Острова и отразили, причем, как я понимаю, очень точно, этот период его жизни, были его моделью. У него ничего не было, никаких собственных воспоминаний, и, чтобы достроить свои отношения с родными, ему, конечно же, требовалась редкая изобретательность, и все равно, несмотря на многие находки, очеловечить, вдохнуть в них жизнь ему по-настоящему не удалось. Думаю, что он это сознавал и понимал, что вряд ли ему будет дано хоть кого- нибудь из родных вернуть, но все другие пути были им уже отрезаны, и он продолжал идти по этому. Что же до островов, то почему их истории были не только придуманы, но и записаны — мне сказать трудно; сомнительно, что они были для Федора Николаевича неким тренировочным полигоном, скорее, производным каких-то неиспользованных линий и связей его семьи. Назначение же их более понятно: на ранних стадиях работы он, без сомнения, пытался построить свой собственный мир, целый мир, заселенный созданными им народами, который должен был стать его убежищем, тем местом, куда он мог бы бежать, где он мог бы скрыться и спастись. Может быть, даже начать жизнь заново.

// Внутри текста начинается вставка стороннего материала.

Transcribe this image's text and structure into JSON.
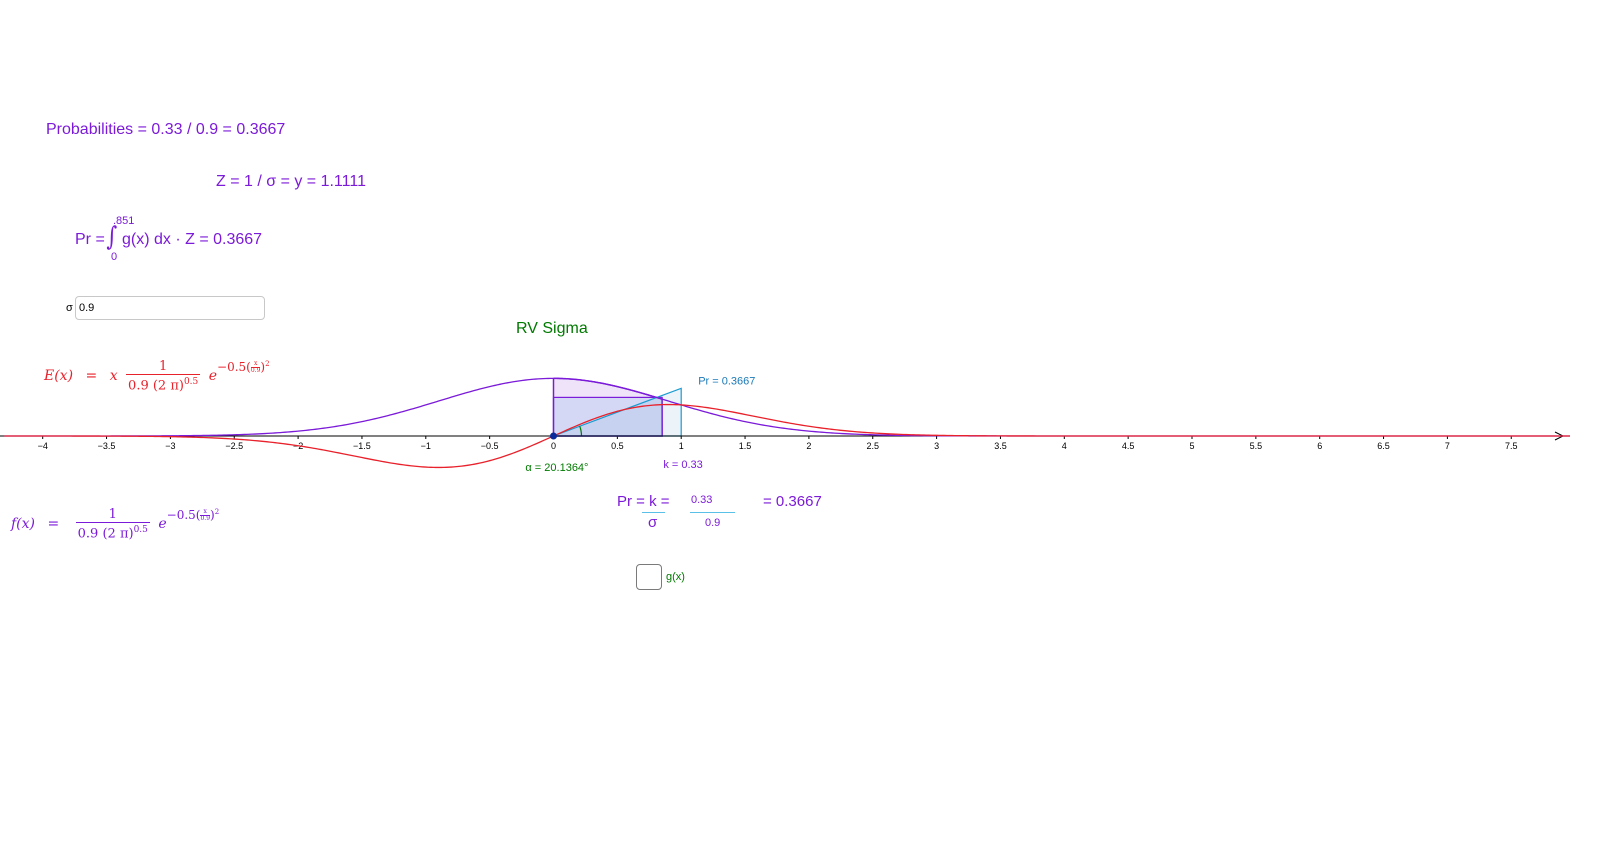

Главным действующим лицом этого этнографического сочинения был некий Крафт, наивный и глуповатый англичанин, купец и путешественник, живший в начале семнадцатого столетия, а повествование велось от лица переводчика и исследователя крафтовского манускрипта. Переводчик этот появлялся лишь во второй половине рукописи Федора Николаевича, но сразу же занимал место главного действующего лица, и это было вызвано не только перетеканием интереса автора от Крафта — путешественника и первооткрывателя всех островов к нему, но и тем, что теперь именно переводчик становится восприемником всего того, что автор хотел видеть в своем повествовании. Смена главного действующего лица отметила начало появления дистанции между Федором Николаевичем и созданным им миром, его отдаление, отделение, уход из него и возвращение к реальной жизни, попытку понимания и осмысления реального прошлого. Это оказало влияние даже на Крафта, скитания которого, подчиненные раньше случайности и року, вдруг приобретают четкое направление и с каждым шагом приближают его к России.